COTEAU HOLMES — It’s a simple vacation: You come out to the Atchafalaya Basin and shoot an alligator.
“Swamp People,” the cable television show on the History Channel, has popularized the idea and Billy Duplechein, 41, owner of Country Boy Hunting Club, wants to accommodate those vacationing out-of-towners.
Duplechein said tourists are willing to pay $1,000 to come out and shoot one 10-foot gator and spend two nights in his bayou dwelling near Bayou Benoit, just 15 minutes away from Henderson.
Hunters sell their catch for $26 per foot, which means $260 for a 10-foot alligator, he said.
“There’s no money in that, but if you sell hunts (to tourists), you can get anywhere from $1,000 to $5,000 for the hunts. That’s how you make your money.”
“People up North never seen ’em much less shot ’em,” he said.
So, Duplechein and others in the business advertise trips to city slickers and anyone else who want the rush of shooting an alligator.
A two-night stay at either his houseboat or his three-story treehouse in the middle of the swamp costs $1,000 and includes killing one alligator up to 10 feet long, Duplechein said. Each additional foot, he said, costs $1,000.
Duplechein leases about 1,500 acres on the bayou. He said leases cost between $3 and $9 an acre. Based on the lease’s acreage, Louisiana gives out tags and each one is a permit to kill an alligator, Duplechein said. For the month-long season that ended Wednesday, Duplechein had 21 tags.
In his first season in the business this year, customers came from as far off as Pennsylvania and California, Duplechein said. There was no problem filling the tags, and they could have used them all in one afternoon, Duplechein said.
As bait, he uses chicken and a 2,400-pound test steel hook, which looks inviting as it dangles from a branch above the water. He secures the end of the 1,100-pound test line tied to the hook to a tree onshore.
The higher the bait is raised out of the water, the bigger the gator it will yield, as only the larger ones can jump up to reach it. Once the unsuspecting reptile chomps down, the hook catches in their stomach, Duplechein said. And the gator is stuck.

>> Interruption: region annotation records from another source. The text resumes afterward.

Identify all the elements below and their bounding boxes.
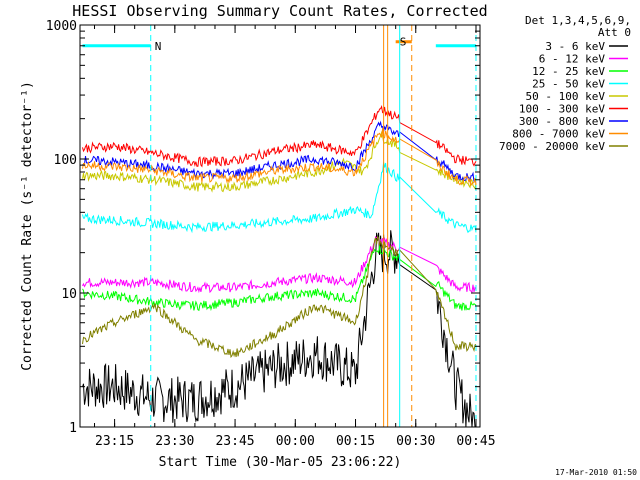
y-tick-label-4: 1000 <box>46 19 77 34</box>
legend-label-2: 6 - 12 keV <box>539 53 606 66</box>
y-tick-label-1: 1 <box>69 421 77 436</box>
x-tick-label-3: 23:45 <box>215 434 254 449</box>
annotation-label-1: N <box>155 40 162 53</box>
series-line-7 <box>82 120 477 184</box>
x-tick-label-7: 00:45 <box>456 434 495 449</box>
series-line-3 <box>82 245 477 312</box>
annotation-label-2: S <box>400 36 407 49</box>
series-line-8 <box>82 128 477 187</box>
chart-title: HESSI Observing Summary Count Rates, Cor… <box>72 2 487 20</box>
legend-label-9: 7000 - 20000 keV <box>499 140 605 153</box>
legend-label-1: 3 - 6 keV <box>545 40 605 53</box>
x-axis-label: Start Time (30-Mar-05 23:06:22) <box>159 455 402 470</box>
series-line-2 <box>82 235 477 294</box>
legend-label-3: 12 - 25 keV <box>532 65 605 78</box>
x-tick-label-5: 00:15 <box>336 434 375 449</box>
legend-header-1: Det 1,3,4,5,6,9, <box>525 14 631 27</box>
series-line-9 <box>82 235 477 359</box>
series-line-6 <box>82 104 477 168</box>
plot-frame <box>79 24 481 428</box>
series-line-5 <box>82 130 477 193</box>
legend-header-2: Att 0 <box>598 26 631 39</box>
x-tick-label-1: 23:15 <box>95 434 134 449</box>
series-line-4 <box>82 162 477 234</box>
y-tick-label-2: 10 <box>61 287 77 302</box>
x-tick-label-6: 00:30 <box>396 434 435 449</box>
series-line-1 <box>82 230 476 428</box>
x-tick-label-2: 23:30 <box>155 434 194 449</box>
x-tick-label-4: 00:00 <box>276 434 315 449</box>
y-axis-label: Corrected Count Rate (s⁻¹ detector⁻¹) <box>20 81 35 371</box>
timestamp: 17-Mar-2010 01:50 <box>555 468 637 477</box>
legend-label-8: 800 - 7000 keV <box>512 128 605 141</box>
axis-layer: 23:15 23:30 23:45 00:00 00:15 00:30 00:45 1 10 10… <box>46 19 496 449</box>
legend-label-6: 100 - 300 keV <box>519 103 605 116</box>
legend-label-7: 300 - 800 keV <box>519 115 605 128</box>
y-tick-label-3: 100 <box>54 153 77 168</box>
legend-label-4: 25 - 50 keV <box>532 78 605 91</box>
legend-label-5: 50 - 100 keV <box>526 90 606 103</box>
series-layer <box>82 104 477 428</box>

But the animals’ insides are like steel. One “was so powerful that it straightened the hook out,” said Joey Prados, a mechanic who helps Duplechein with the hunts. Duplechein’s nephew Nick Louviere also works with him.
Then, they pull the hooked reptile slowly toward the boat.

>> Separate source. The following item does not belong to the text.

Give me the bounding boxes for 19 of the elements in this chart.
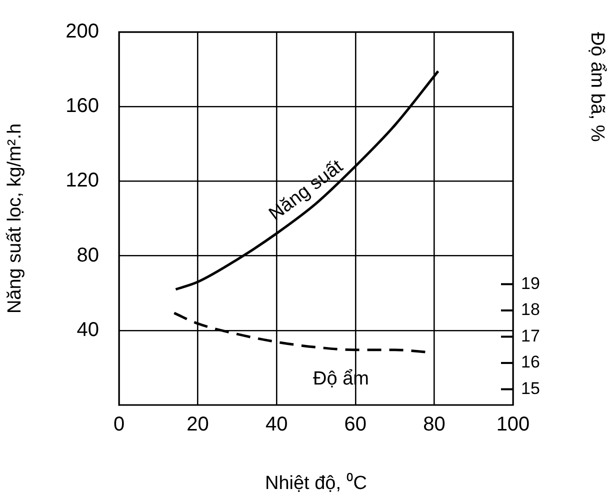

“If you pick (up the line) slow, it won’t fight you,” Prados said. “You see on TV how they fight. They make them fight for TV.”
Then, the tourist takes hold of the .17-caliber rifle. “There’s only one spot in the ear that will get them,” Duplechein said. “You don’t want to mess up the hide. The more holes in the hide, the less money you make.”

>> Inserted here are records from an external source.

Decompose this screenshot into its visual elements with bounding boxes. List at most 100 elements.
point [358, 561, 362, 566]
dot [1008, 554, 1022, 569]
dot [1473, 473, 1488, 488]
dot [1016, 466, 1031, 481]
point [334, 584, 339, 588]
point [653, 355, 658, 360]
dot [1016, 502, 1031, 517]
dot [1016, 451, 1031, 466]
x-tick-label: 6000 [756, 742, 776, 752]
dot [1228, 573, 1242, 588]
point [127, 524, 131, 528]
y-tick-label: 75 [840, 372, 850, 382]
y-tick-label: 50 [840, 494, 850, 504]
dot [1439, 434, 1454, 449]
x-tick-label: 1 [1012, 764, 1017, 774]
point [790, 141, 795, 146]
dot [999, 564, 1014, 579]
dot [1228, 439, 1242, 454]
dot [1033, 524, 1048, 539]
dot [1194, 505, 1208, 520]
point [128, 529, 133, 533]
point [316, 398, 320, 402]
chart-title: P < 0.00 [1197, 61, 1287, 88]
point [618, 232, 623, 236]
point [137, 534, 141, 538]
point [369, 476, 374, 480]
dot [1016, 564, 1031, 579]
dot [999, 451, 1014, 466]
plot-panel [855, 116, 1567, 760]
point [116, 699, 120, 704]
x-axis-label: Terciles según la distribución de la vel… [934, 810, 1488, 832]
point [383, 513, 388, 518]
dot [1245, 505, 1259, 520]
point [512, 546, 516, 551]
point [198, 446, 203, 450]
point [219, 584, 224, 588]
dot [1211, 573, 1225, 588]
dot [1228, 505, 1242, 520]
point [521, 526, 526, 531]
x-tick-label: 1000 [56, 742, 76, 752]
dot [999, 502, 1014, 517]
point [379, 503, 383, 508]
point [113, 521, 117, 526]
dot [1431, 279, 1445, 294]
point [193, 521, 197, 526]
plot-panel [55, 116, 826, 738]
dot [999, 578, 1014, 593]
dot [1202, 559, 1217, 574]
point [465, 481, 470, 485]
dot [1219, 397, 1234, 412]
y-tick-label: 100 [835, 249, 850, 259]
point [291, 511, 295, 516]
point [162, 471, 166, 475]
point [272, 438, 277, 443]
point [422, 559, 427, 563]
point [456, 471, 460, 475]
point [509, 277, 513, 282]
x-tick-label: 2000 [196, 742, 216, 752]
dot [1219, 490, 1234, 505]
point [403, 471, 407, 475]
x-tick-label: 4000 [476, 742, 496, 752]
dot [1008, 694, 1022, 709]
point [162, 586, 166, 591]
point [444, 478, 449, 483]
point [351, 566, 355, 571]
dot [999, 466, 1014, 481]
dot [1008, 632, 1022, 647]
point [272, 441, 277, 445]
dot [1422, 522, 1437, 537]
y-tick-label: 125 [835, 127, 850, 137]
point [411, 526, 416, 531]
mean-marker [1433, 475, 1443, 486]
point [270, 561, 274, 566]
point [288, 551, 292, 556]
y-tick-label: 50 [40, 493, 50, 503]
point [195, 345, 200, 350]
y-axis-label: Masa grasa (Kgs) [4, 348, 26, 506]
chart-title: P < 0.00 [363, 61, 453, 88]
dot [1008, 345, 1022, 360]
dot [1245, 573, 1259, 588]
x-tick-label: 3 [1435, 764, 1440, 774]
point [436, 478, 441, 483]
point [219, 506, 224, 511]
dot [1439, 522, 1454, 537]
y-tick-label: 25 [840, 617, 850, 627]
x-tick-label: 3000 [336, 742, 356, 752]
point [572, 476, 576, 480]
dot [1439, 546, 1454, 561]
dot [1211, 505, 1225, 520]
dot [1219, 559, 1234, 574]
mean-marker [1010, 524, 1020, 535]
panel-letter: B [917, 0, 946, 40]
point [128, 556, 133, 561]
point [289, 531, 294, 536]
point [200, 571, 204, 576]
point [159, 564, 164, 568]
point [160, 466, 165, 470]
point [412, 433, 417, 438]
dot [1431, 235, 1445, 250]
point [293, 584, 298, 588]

It’s not always easy though. Prados’ kids watched as their dad and the others shot a gator 14 times before it was subdued. Initially, they pulled him onto the bank and left him after he was shot several times.
“We came back and he was going out into the water,” Duplechein said.
“He was going back into the water with his mouth taped and everything,” Prados said, laughing.
Many hunters sell their gator meat to Sidney Guidry Jr., who owns Cypress Briar Enterprises, an alligator processing plant. There, the animals are skinned and the meat is processed.
Guidry, however, does not buy the skins. Even Troy Landry, one of the hunters on “Swamp People” uses the plant.
A good wholesale price for alligator meat is $6 per pound, Guidry said.
“That’s decently high,” he said.
But the skins are what matters. On the larger animals, the skins will go for about $25 per foot, but the hide is sold based on centimeters across the belly, Guidry said.
The wild-caught alligators must be passed through a metal detector. Guidry has found license plates, canine dog tags and even a bucket inside them.
Contrary to what many may believe, the best gator meat does not come from the tail, Guidry said. Though his plant sells in volume and does not offer different cuts of meat, he knows the choice cut.
“If I want to eat alligator meat, I get it from the jaws. If a friend of mine wants alligator meat and he gives me time, I’ll get it from the jaws, (because it’s the most tender),” Guidry said.